Alaska renews push to amass emergency food stocks
JUNEAU, Alaska (AP) - Alaska is renewing an effort to secure a massive stockpile of emergency food supplies to be ready in case a major disaster cuts the state off from supply lines.
Gov. Sean Parnell has promoted emergency preparations- including urging individuals and families to make plans of their own- as part of a larger push to improve disaster readiness across Alaska.
The state ultimately hopes to secure enough food to feed 40,000 people three meals a day for seven days.
The state's Department of Military and Veterans Affairs last year issued a request for proposals to have two storage sites ready and one-third of the food supply in place by the end of 2012. But that never happened: the department received just one proposal, which ultimately was rejected when the contractor couldn't secure a performance bond in a timely manner, said Jeremy Zidek, a spokesman for the state's emergency preparedness division. The solicitation was canceled.

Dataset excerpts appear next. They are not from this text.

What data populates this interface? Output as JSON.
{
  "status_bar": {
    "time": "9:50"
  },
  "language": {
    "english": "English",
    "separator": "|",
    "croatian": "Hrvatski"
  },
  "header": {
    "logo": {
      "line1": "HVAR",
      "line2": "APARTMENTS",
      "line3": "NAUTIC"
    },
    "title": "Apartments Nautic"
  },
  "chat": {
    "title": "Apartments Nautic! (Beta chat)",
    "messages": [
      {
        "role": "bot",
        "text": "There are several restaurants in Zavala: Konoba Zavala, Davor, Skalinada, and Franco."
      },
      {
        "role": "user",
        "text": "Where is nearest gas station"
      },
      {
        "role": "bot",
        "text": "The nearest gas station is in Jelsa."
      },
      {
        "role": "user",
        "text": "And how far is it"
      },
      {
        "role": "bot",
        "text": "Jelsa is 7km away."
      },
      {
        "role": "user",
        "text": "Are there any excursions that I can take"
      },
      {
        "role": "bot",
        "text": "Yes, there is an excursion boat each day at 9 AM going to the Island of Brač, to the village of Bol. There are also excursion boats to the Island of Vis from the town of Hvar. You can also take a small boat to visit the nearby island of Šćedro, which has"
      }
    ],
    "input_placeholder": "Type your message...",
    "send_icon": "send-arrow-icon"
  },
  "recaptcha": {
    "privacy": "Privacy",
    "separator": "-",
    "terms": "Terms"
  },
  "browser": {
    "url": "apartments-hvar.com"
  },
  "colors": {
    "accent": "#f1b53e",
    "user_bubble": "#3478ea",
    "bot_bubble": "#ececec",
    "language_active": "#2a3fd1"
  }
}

Just this week, however, the department issued a new, scaled-back request for proposals. Initially, the state is looking for information on food that would be offered, including shelf-life, storage requirements packaging and dimensions, he said Friday.
Decisions could then be made on what types of storage would be needed and how best to manage the food supplies, he said. Those things could be pursued separate from the contract by the state.
The request also says respondents to the current solicitation will not be required to take special dietary needs, such as cultural foods, into consideration. It says those things will be dealt with by the state in an emergency on a case-by-case or as-needed basis.
Zidek said cultural foods or baby formula have different storage requirements than freeze-dried or other "shelf-stable" foods. He said added complexities to the prior solicitation, including consideration for cultural foods, limited the responses the state received last year.
Zidek said the state has continued to improve its readiness in recent years, including securing backup generators designed to run in cold temperatures.